A: "Note the different meanings of the two 'layers' parameters below: The first enables the use of LayeredBlockState, and the second selects the 'edge layers' version (instead of 'edge covariates')." (https://graph-tool.skewed.de/static/doc/demos/inference/inference.html#layered-networks)*

**This is indeed prone to confusion. The first 'layers=True' simply activates the use of layered SBM, whereas the second one selects the ***kind*** of layered SBM: 'layers=False' means that the collapsed network is generated first, and then the edges are distributed, whereas 'layers=True' means that the layers are generated independently.***

#### (b) Nested blockmodel for weighted graph with edge time as layers


In [35]:
state_nested_layers = minimize_nested_blockmodel_dl(g_weight, layers=True, state_args=dict(ec=g_weight.ep.hourofweek, layers=True, eweight=g_weight.ep.weight), deg_corr=True)
#pickle.dump(state_nested_layers, open('state_nested_layers.pickle', 'wb'))

In [36]:
#state_nested_layers = pickle.load(open('state_nested_layers.pickle', 'rb'))

#### (c) Model selection

In [37]:
state_nested_covariates.entropy()-state_nested_layers.entropy()

-1561.7338865161232

*Q4: So layers are not informative because the difference is negative?*

***The 'entropy()' method returs the description length of the fit, i.e. the negative log-probability. Thus, the model with the smallest value should be selected. A negative difference, like in the above, means that the first model should be selected (state_nested_covariates).***

***Note, however, that both models explain the layers, they only do so differently. So this comparison cannot be used to tell if the layers are informative or not. Instead, one would need to compare with a model that discards this information altogether, and just distributes the layers randomly:***

In [38]:
state_nested = minimize_nested_blockmodel_dl(g_weight, state_args=dict(eweight=g_weight.ep.weight), deg_corr=True)
#pickle.dump(state_nested_layers, open('state_nested_layers.pickle', 'wb'))
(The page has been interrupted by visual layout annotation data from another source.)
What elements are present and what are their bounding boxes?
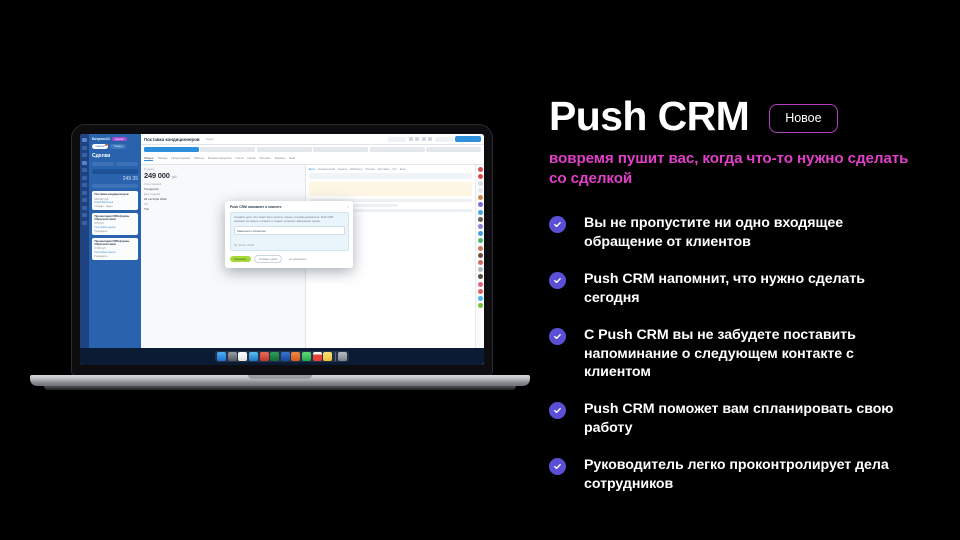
dock-icon-group: [215, 351, 349, 363]
crm-detail-tabs: Общее Товары Предложения Работы Бизнес-п…: [141, 154, 484, 165]
crm-tab-works[interactable]: Работы: [194, 156, 204, 162]
contact-avatar[interactable]: [478, 224, 483, 229]
contact-avatar[interactable]: [478, 202, 483, 207]
crm-brand-pill: Сделки: [112, 137, 127, 141]
rail-icon-apps[interactable]: [82, 213, 87, 217]
list-item: Push CRM напомнит, что нужно сделать сег…: [549, 270, 949, 308]
crm-pipeline-stages[interactable]: [141, 145, 484, 154]
crm-sidebar-tab-deals-label: Сделки: [96, 145, 105, 148]
rail-icon-tasks[interactable]: [82, 161, 87, 165]
contact-avatar[interactable]: [478, 238, 483, 243]
crm-field-label: Дата создания: [144, 193, 302, 196]
push-crm-modal-input[interactable]: Связаться с клиентом: [234, 226, 345, 235]
crm-tab-invoices[interactable]: Счета: [235, 156, 243, 162]
contact-avatar[interactable]: [478, 253, 483, 258]
crm-deal-amount-currency: руб.: [172, 175, 178, 179]
hero-title-row: Push CRM Новое: [549, 96, 949, 137]
push-crm-modal-actions: Сохранить Отложить дело не предлагать: [230, 255, 349, 263]
crm-tab-processes[interactable]: Бизнес-процессы: [208, 156, 231, 162]
filter-chip-1[interactable]: [92, 162, 114, 167]
search-rail-icon[interactable]: [478, 188, 483, 193]
laptop-lid: Битрикс24 Сделки Сделки Товары: [72, 125, 492, 375]
deal-card-meta: Подождите: [95, 255, 136, 258]
contact-avatar[interactable]: [478, 246, 483, 251]
push-crm-modal-save-button[interactable]: Сохранить: [230, 256, 251, 262]
activity-tab-deal[interactable]: Дело: [309, 168, 315, 171]
rail-icon-sites[interactable]: [82, 198, 87, 202]
laptop-mockup: Битрикс24 Сделки Сделки Товары: [30, 125, 530, 410]
feature-list: Вы не пропустите ни одно входящее обраще…: [549, 214, 949, 494]
deal-card-amount: 0 000 руб.: [95, 247, 136, 250]
check-circle-icon: [549, 272, 566, 289]
crm-field-value[interactable]: Городской: [144, 187, 302, 191]
rail-icon-more[interactable]: [82, 221, 87, 225]
push-crm-modal-date[interactable]: Пн, 26 окт, 14:00: [234, 244, 345, 247]
pipeline-stage-1[interactable]: [144, 147, 199, 152]
contact-avatar[interactable]: [478, 217, 483, 222]
list-item: С Push CRM вы не забудете поставить напо…: [549, 326, 949, 383]
slide-root: Битрикс24 Сделки Сделки Товары: [0, 0, 960, 540]
check-circle-icon: [549, 402, 566, 419]
crm-topbar: Поставка кондиционеров · · Подро: [141, 134, 484, 145]
contact-avatar[interactable]: [478, 167, 483, 172]
finder-icon[interactable]: [217, 352, 226, 361]
activity-tab-whatsapp[interactable]: WhatsApp: [350, 168, 362, 171]
push-crm-modal-title: Push CRM напомнит о клиенте: [230, 205, 282, 209]
status-badge: Новое: [769, 104, 837, 133]
crm-deal-amount-value: 249 000: [144, 171, 170, 180]
hero-panel: Push CRM Новое вовремя пушит вас, когда …: [549, 96, 949, 512]
crm-sidebar-tab-goods-label: Товары: [114, 145, 123, 148]
deal-card-meta: Подождите: [95, 230, 136, 233]
crm-amount-label: О сделке: [144, 168, 302, 171]
activity-tab-chat[interactable]: Чат: [392, 168, 396, 171]
deal-card[interactable]: Поставка кондиционеров 249 000 руб. Юрий…: [92, 191, 138, 210]
trash-icon[interactable]: [338, 352, 347, 361]
crm-activity-input[interactable]: [309, 173, 472, 179]
crm-application: Битрикс24 Сделки Сделки Товары: [80, 134, 484, 365]
gear-icon[interactable]: [428, 137, 432, 141]
safari-icon[interactable]: [249, 352, 258, 361]
deal-card-meta: сегодня · задач: [95, 205, 136, 208]
crm-tab-history[interactable]: История: [260, 156, 271, 162]
crm-tab-links[interactable]: Связи: [247, 156, 255, 162]
macos-dock: [80, 348, 484, 365]
pipeline-stage-5[interactable]: [370, 147, 425, 152]
hero-subtitle: вовремя пушит вас, когда что-то нужно сд…: [549, 149, 909, 189]
contact-avatar[interactable]: [478, 274, 483, 279]
laptop-foot: [44, 386, 516, 390]
pipeline-stage-2[interactable]: [200, 147, 255, 152]
check-circle-icon: [549, 216, 566, 233]
pipeline-stage-3[interactable]: [257, 147, 312, 152]
deal-card-person: Настройка сделки: [95, 251, 136, 254]
crm-tab-general[interactable]: Общее: [144, 156, 153, 162]
push-crm-modal: Push CRM напомнит о клиенте × Создайте д…: [225, 201, 353, 268]
deal-card-amount: 249 000 руб.: [95, 198, 136, 201]
activity-tab-email[interactable]: Письмо: [365, 168, 375, 171]
crm-primary-button[interactable]: [455, 136, 481, 142]
search-icon[interactable]: [422, 137, 426, 141]
crm-field-row: Дата создания 26 октября 2022: [144, 193, 302, 201]
check-circle-icon: [549, 328, 566, 345]
activity-tab-more[interactable]: Ещё: [400, 168, 406, 171]
crm-field-label: Ответственный: [144, 183, 302, 186]
teams-icon[interactable]: [291, 352, 300, 361]
crm-sidebar-title: Сделки: [92, 153, 138, 159]
contact-avatar[interactable]: [478, 260, 483, 265]
check-circle-icon: [549, 458, 566, 475]
contact-avatar[interactable]: [478, 282, 483, 287]
crm-sidebar-tab-deals[interactable]: Сделки: [92, 144, 108, 149]
list-item-label: С Push CRM вы не забудете поставить напо…: [584, 326, 902, 383]
contact-avatar[interactable]: [478, 174, 483, 179]
contact-avatar[interactable]: [478, 296, 483, 301]
rail-icon-calendar[interactable]: [82, 168, 87, 172]
contact-avatar[interactable]: [478, 303, 483, 308]
pipeline-stage-6[interactable]: [426, 147, 481, 152]
filter-chip-2[interactable]: [116, 162, 138, 167]
contact-avatar[interactable]: [478, 267, 483, 272]
list-item-label: Вы не пропустите ни одно входящее обраще…: [584, 214, 902, 252]
contact-avatar[interactable]: [478, 231, 483, 236]
rail-icon-market[interactable]: [82, 206, 87, 210]
crm-brand[interactable]: Битрикс24 Сделки: [92, 137, 138, 141]
page-title: Push CRM: [549, 96, 749, 137]
calendar-icon[interactable]: [313, 352, 322, 361]
dock-divider: [335, 352, 336, 361]
crm-brand-label: Битрикс24: [92, 137, 110, 141]
list-item: Push CRM поможет вам спланировать свою р…: [549, 400, 949, 438]
stickies-icon[interactable]: [323, 352, 332, 361]
deal-card-title: Презентация CRM-формы Обратной связи: [95, 240, 136, 247]
crm-sidebar-tab-goods[interactable]: Товары: [110, 144, 126, 149]
list-item-label: Push CRM напомнит, что нужно сделать сег…: [584, 270, 902, 308]
crm-topbar-select[interactable]: [435, 137, 453, 142]
crm-sidebar-stage-bar[interactable]: [92, 169, 138, 174]
crm-sidebar-amount: 249 35: [92, 176, 138, 182]
deal-card-amount: 975 руб.: [95, 222, 136, 225]
crm-topbar-chip[interactable]: [388, 137, 406, 142]
print-icon[interactable]: [415, 137, 419, 141]
crm-tab-farmer[interactable]: Фермер: [275, 156, 286, 162]
list-item: Руководитель легко проконтролирует дела …: [549, 456, 949, 494]
crm-sidebar-tabs: Сделки Товары: [92, 144, 138, 149]
crm-field-row: Ответственный Городской: [144, 183, 302, 191]
activity-tab-comment[interactable]: Комментарий: [318, 168, 335, 171]
notification-dot-icon: [105, 144, 107, 146]
rail-icon-drive[interactable]: [82, 176, 87, 180]
rail-icon-menu[interactable]: [82, 138, 87, 142]
crm-contacts-rail: [475, 165, 484, 366]
push-crm-modal-header: Push CRM напомнит о клиенте ×: [230, 205, 349, 209]
rail-icon-live[interactable]: [82, 146, 87, 150]
chrome-icon[interactable]: [260, 352, 269, 361]
list-item-label: Push CRM поможет вам спланировать свою р…: [584, 400, 902, 438]
list-item-label: Руководитель легко проконтролирует дела …: [584, 456, 902, 494]
crm-icon-rail[interactable]: [80, 134, 89, 365]
push-crm-modal-body: Создайте дело. Это может быть встреча, з…: [230, 212, 349, 252]
settings-rail-icon[interactable]: [478, 181, 483, 186]
push-crm-modal-postpone-button[interactable]: Отложить дело: [254, 255, 282, 263]
activity-tab-delivery[interactable]: Доставка: [378, 168, 390, 171]
contact-avatar[interactable]: [478, 210, 483, 215]
activity-tab-task[interactable]: Задача: [338, 168, 347, 171]
crm-page-title: Поставка кондиционеров: [144, 137, 200, 142]
laptop-screen: Битрикс24 Сделки Сделки Товары: [80, 134, 484, 365]
crm-sidebar-action-button[interactable]: [92, 184, 138, 189]
laptop-base: [30, 375, 530, 386]
rail-icon-chat[interactable]: [82, 153, 87, 157]
deal-card-title: Презентация CRM-формы Обратной связи: [95, 215, 136, 222]
word-icon[interactable]: [281, 352, 290, 361]
contact-avatar[interactable]: [478, 195, 483, 200]
rail-icon-company[interactable]: [82, 191, 87, 195]
contact-avatar[interactable]: [478, 289, 483, 294]
crm-tab-more[interactable]: Ещё: [289, 156, 295, 162]
pipeline-stage-4[interactable]: [313, 147, 368, 152]
whatsapp-icon[interactable]: [302, 352, 311, 361]
notes-icon[interactable]: [238, 352, 247, 361]
push-crm-modal-description: Создайте дело. Это может быть встреча, з…: [234, 216, 345, 224]
deal-card-person: Юрий Васильев: [95, 201, 136, 204]
settings-icon[interactable]: [228, 352, 237, 361]
crm-activity-note-card[interactable]: [309, 182, 472, 196]
crm-tab-goods[interactable]: Товары: [157, 156, 167, 162]
crm-breadcrumb: · · Подро: [203, 138, 214, 141]
rail-icon-crm[interactable]: [82, 183, 87, 187]
crm-activity-tabs: Дело Комментарий Задача WhatsApp Письмо …: [309, 168, 472, 171]
crm-deal-amount: 249 000 руб.: [144, 171, 302, 180]
deal-card-title: Поставка кондиционеров: [95, 193, 136, 196]
excel-icon[interactable]: [270, 352, 279, 361]
close-icon[interactable]: ×: [347, 205, 349, 209]
crm-topbar-actions: [388, 136, 481, 142]
crm-sidebar-filters[interactable]: [92, 162, 138, 167]
crm-sidebar: Битрикс24 Сделки Сделки Товары: [89, 134, 141, 365]
deal-card[interactable]: Презентация CRM-формы Обратной связи 0 0…: [92, 238, 138, 260]
crm-tab-offers[interactable]: Предложения: [171, 156, 190, 162]
deal-card-person: Настройка сделки: [95, 226, 136, 229]
phone-icon[interactable]: [409, 137, 413, 141]
push-crm-modal-dismiss-button[interactable]: не предлагать: [285, 256, 310, 262]
list-item: Вы не пропустите ни одно входящее обраще…: [549, 214, 949, 252]
deal-card[interactable]: Презентация CRM-формы Обратной связи 975…: [92, 213, 138, 235]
***We cannot directly compare state_nested with state_nested_covariates, since the former does not explain the layers. We must add to it the probability that the layer configuration is obtained randomly (Eq. A2 in the 2015 paper):***

In [52]:
from scipy.special import gammaln
from numpy import bincount

ret = condensation_graph(g_weight, g_weight.vertex_index, eweight=g_weight.ep.weight)
ecount = ret[3]

S_null = state_nested.entropy() + gammaln(g_weight.ep.weight.fa.sum() + 1) - gammaln(bincount(g_weight.ep.hourofweek.fa, weights=g_weight.ep.weight.fa) + 1).sum() + gammaln(g_weight.ep.weight.fa + 1).sum() - gammaln(ecount.fa + 1).sum()

print(S_null-state_nested_covariates.entropy())

83.5376006182052


***Because the difference is positive, we can conclude that the layers ARE, in fact, informative.***

### Change Point Extraction

*Q6: How can I extract the bin / change point information from state_nested_layers?*

***A: It's not there. This analsys is not automatized in graph-tool. You have to create the bins yourself and check the posterior likelihood, using Eq. A3 in the 2015 paper.***

### Overlapping Blocks

*Q6: Having read Peixoto (2015), It's still not clear to me what the overlap option does or how it's called. For what purpose and how could it be integrated in this analysis?*

***A: The 'overlap' option toggles the use of the overlapping SBM, where nodes are allowed to belong to more than one group. This is also equivalent to a clustering of the 'half-edges' (i.e. edge endpoints). This would yield a different family of layered models, that could --- potentially --- uncover different kinds of layered structures. You can find more information about this here: https://dx.doi.org/10.1103/PhysRevX.5.011033***